La Doctrine : application à l’article 79 de la Loi sur la concurrence

La Doctrine est un principe d’interprétation des lois employé pour permettre à une partie qui s’est livrée à certains actes de se soustraire à sa responsabilité pénale lorsque de tels actes étaient exigés ou autorisés en vertu d’une loi fédérale ou provinciale valablement promulguée. Bien que la possibilité de recours à la Doctrine pour soustraire une personne à l’application des dispositions de la Loi en matière de complot criminel soit bien établie (voir, par exemple, l’arrêt de la Cour d’appel de l’Ontario dans Hughes v Liquor Control Board of Ontario (disponible en anglais seulement), et qu’elle soit désormais codifiée dans la Loi, l’application de cette Doctrine dans le but d’exonérer une personne de sa responsabilité en vertu des dispositions civiles de la Loi n’avait pas encore été analysée en détail. Le Tribunal offre donc, pour la première fois, une analyse complète de l’applicabilité de la Doctrine à l’article 79 de la Loi.

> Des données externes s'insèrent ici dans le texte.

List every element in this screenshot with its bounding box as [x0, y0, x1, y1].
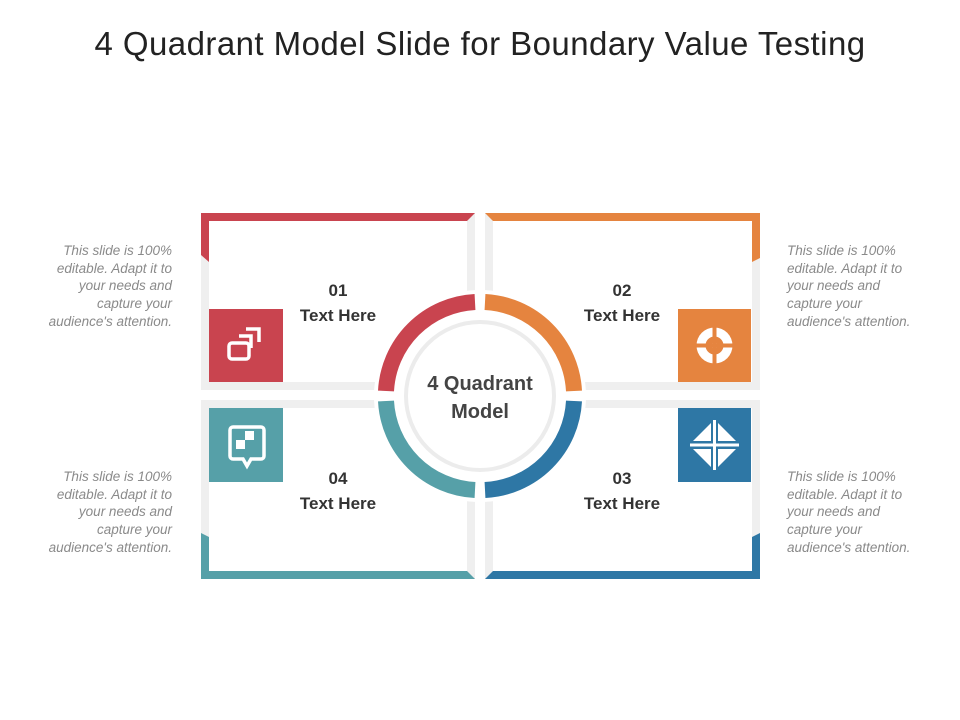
icon 01 — [209, 309, 283, 382]
quadrant 02: Text Here — [584, 306, 660, 325]
quadrant 04 — [201, 400, 475, 579]
icon 02 — [678, 309, 751, 382]
quadrant 02: 02 — [613, 281, 631, 300]
quadrant 01 — [201, 213, 475, 390]
icon 04 — [209, 408, 283, 482]
quadrant 03: Text Here — [584, 494, 660, 513]
center ring — [374, 290, 586, 502]
side text: top left: This slide is 100% editable. Adapt it to your needs and capture your audience's attention. — [49, 243, 172, 329]
quadrant 01: Text Here — [300, 306, 376, 325]
quadrant 04: 04 — [329, 469, 348, 488]
icon 03 — [678, 408, 751, 482]
side text: bottom right: This slide is 100% editable. Adapt it to your needs and capture your audience's attention. — [787, 469, 910, 555]
quadrant 03 — [485, 400, 760, 579]
quadrant 03: 03 — [613, 469, 631, 488]
center ring: Model — [451, 401, 509, 423]
quadrant 02 — [485, 213, 760, 390]
quadrant 01: 01 — [329, 281, 347, 300]
side text: top right: This slide is 100% editable. Adapt it to your needs and capture your audience's attention. — [787, 243, 910, 329]
side text: bottom left: This slide is 100% editable. Adapt it to your needs and capture your audience's attention. — [49, 469, 172, 555]
title: 4 Quadrant Model Slide for Boundary Value Testing — [94, 25, 866, 62]
quadrant 04: Text Here — [300, 494, 376, 513]
center label: 4 Quadrant — [427, 373, 533, 395]
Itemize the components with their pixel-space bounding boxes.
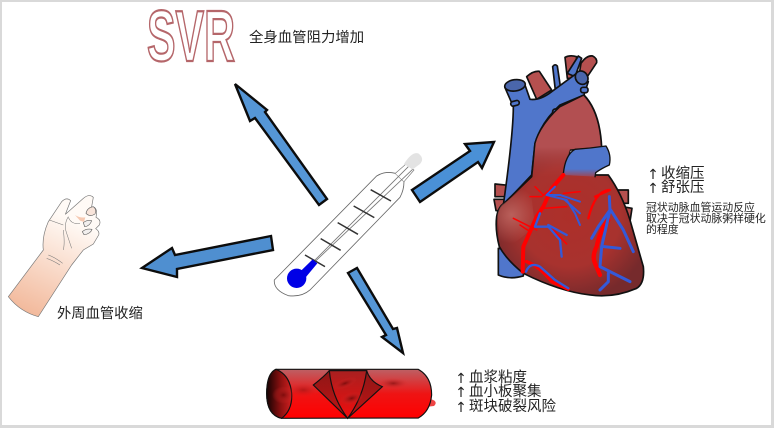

L’AAV a soutenu que sa pratique devrait être soustraite à l’application de l’article 79 puisqu’elle était, d’une manière générale, autorisée à se livrer à la pratique reprochée à la fois dans le cadre de son mandat d’intérêt public et en vertu de son pouvoir précis de contrôler l’accès au côté piste de l’aéroport à YVR. En réponse, le Commissaire a fait valoir que la Doctrine ne s’appliquait pas aux dispositions non pénales de la Loi. Plus particulièrement, l’article 79 n’est pas libellé en des termes permettant d’invoquer la Doctrine. Le Commissaire a par ailleurs soutenu qu’aucun instrument réglementaire n’enjoignait ou n’ordonnait l’AAV de se livrer à la pratique reprochée, ni ne l’y autorisait.

De l’avis du Tribunal, l’application de la Doctrine est soumise à deux conditions préalables. D’abord, le Parlement doit avoir manifesté, expressément ou implicitement, une intention claire d’accorder une « latitude » à ceux qui agissent en vertu d’un régime de réglementation provincial valide, de sorte que la conduite qui serait autrement assujettie à la législation fédérale ne serait pas soumise à un examen sous cette législation. Certaines causes passées avaient conclu en l’existence de cette « latitude » dans le libellé des lois alors examinées, notamment grâce aux termes « dans l’intérêt du public » ou « indûment ». Une fois la première condition préalable remplie, il faut déterminer si la pratique qui ferait autrement l’objet d’un examen en vertu de la Loi était expressément requise, imposée, prescrite ou autorisée par une loi provinciale valablement adoptée.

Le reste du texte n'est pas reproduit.